Theories about the decline of jawless fishes have focused on either their response to these environmental changes or their being eaten or supplanted by their jawed cousins.
Decline and diversity
In Nature Matt and colleagues report how they put these theories to the test by analysing the functional diversity of early gnathostome jaws. They found that jawed vertebrates achieved high levels of functional - and probably ecological - diversity by the earliest Devonian, when they were still minor players compared to ostracoderms.
‘As it turns out, the range of jaw types in communities with many jawless fishes is indistinguishable from the diversity of mandibles in communities with few or no jawless fishes, and this diversity hardly changes during the Devonian. Collectively, these results cast serious doubt on the idea that the diversification of gnathostomes primarily reflected that group ‘taking over’ ecological roles previously held by ostracoderms,’ Matt tells me.
‘Jaws certainly opened up a series of new opportunities for gnathostomes, but that’s not all. In comparison to ostracoderms, which seem to have largely been slow-moving creatures living at or near the bottom, gnathostomes include many forms that were clearly powerful, active swimmers, suggesting that they were doing something totally different from their jawless predecessors.’

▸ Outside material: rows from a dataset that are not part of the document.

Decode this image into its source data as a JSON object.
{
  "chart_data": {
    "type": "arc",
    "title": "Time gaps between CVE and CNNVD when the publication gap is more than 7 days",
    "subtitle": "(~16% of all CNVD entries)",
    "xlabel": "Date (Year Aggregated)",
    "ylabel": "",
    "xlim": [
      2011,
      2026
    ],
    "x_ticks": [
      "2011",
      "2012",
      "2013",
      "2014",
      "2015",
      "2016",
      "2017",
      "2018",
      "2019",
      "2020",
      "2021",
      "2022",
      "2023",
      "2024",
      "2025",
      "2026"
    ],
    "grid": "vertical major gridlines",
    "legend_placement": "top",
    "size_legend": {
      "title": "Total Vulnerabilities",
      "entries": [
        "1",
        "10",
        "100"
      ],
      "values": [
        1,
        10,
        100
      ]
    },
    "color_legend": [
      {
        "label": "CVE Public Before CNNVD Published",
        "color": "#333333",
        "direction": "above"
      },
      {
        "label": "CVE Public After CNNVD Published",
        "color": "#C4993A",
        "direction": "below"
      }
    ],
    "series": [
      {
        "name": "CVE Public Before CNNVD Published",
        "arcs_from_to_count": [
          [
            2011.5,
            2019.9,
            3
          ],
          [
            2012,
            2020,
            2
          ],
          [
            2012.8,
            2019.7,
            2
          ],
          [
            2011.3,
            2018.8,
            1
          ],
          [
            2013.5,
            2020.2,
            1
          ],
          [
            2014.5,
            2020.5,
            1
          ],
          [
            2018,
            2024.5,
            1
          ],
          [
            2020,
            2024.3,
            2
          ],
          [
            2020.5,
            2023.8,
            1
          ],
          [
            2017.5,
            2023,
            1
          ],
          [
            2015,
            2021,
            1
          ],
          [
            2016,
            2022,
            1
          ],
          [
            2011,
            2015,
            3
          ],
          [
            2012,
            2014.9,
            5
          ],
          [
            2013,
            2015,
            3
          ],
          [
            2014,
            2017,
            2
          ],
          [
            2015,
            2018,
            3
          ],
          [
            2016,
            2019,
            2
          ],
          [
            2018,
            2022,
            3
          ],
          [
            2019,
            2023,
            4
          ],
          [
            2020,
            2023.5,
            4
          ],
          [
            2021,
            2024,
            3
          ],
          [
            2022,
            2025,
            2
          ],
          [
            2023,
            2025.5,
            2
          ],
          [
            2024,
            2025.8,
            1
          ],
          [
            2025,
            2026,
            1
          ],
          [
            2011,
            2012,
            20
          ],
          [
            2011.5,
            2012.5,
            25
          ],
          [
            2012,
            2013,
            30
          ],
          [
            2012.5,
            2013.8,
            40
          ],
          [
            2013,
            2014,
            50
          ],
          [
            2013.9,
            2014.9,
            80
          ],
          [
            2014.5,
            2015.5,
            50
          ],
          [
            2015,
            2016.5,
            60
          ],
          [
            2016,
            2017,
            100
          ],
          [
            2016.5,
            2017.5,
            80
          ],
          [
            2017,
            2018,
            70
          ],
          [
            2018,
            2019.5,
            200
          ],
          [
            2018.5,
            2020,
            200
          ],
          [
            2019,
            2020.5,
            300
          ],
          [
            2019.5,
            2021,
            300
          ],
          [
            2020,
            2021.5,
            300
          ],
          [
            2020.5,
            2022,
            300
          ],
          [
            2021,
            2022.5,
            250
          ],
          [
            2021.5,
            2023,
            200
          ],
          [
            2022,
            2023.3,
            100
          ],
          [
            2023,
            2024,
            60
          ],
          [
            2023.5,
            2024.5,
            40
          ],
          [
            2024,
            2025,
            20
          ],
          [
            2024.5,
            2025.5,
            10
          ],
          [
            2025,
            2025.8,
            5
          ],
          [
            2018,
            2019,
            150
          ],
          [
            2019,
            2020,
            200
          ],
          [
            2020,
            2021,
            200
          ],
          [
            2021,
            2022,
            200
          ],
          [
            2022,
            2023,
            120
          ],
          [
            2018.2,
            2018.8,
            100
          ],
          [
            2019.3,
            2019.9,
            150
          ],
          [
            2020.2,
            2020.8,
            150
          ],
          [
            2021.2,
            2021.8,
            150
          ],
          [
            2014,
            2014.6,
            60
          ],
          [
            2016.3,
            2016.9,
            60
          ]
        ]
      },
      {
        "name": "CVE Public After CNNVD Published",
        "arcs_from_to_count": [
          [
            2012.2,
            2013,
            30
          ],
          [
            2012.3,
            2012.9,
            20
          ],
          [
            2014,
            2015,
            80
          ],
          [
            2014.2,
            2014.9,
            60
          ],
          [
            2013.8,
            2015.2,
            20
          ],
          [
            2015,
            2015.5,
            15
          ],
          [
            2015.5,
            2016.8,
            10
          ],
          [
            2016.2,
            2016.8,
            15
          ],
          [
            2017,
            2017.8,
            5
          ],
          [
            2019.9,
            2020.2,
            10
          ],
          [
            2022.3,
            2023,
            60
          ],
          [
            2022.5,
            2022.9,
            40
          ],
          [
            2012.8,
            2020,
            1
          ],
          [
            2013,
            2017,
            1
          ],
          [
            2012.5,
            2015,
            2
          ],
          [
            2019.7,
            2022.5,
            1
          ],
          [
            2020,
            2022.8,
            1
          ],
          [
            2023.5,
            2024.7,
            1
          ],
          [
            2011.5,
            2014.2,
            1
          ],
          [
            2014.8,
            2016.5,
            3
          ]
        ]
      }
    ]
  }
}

So perhaps it was this different lifestyle, rather than the superiority of jaws themselves, which enabled gnathostomes to weather the stormy waters of Devonian evolution.
Intriguingly, it may even be that it was events on land that would determine the fate of ancient fish: in particular the appearance of forests in the mid-Devonian.
‘In a roundabout way this probably did have a major influence on the future trajectory of jawed fish evolution. With the establishment of productive ecosystems on land, there was plenty of motivation for some fishes to start exploring the world at the water’s edge, and begin to make the transition to life on land,’ Matt comments.
‘These early explorers are, of course, the precursors of terrestrial vertebrates, including humans. This is a huge part of the evolutionary success of jawed fishes, because, in essence, half of jawed fishes alive today have arms and legs and live on dry land!’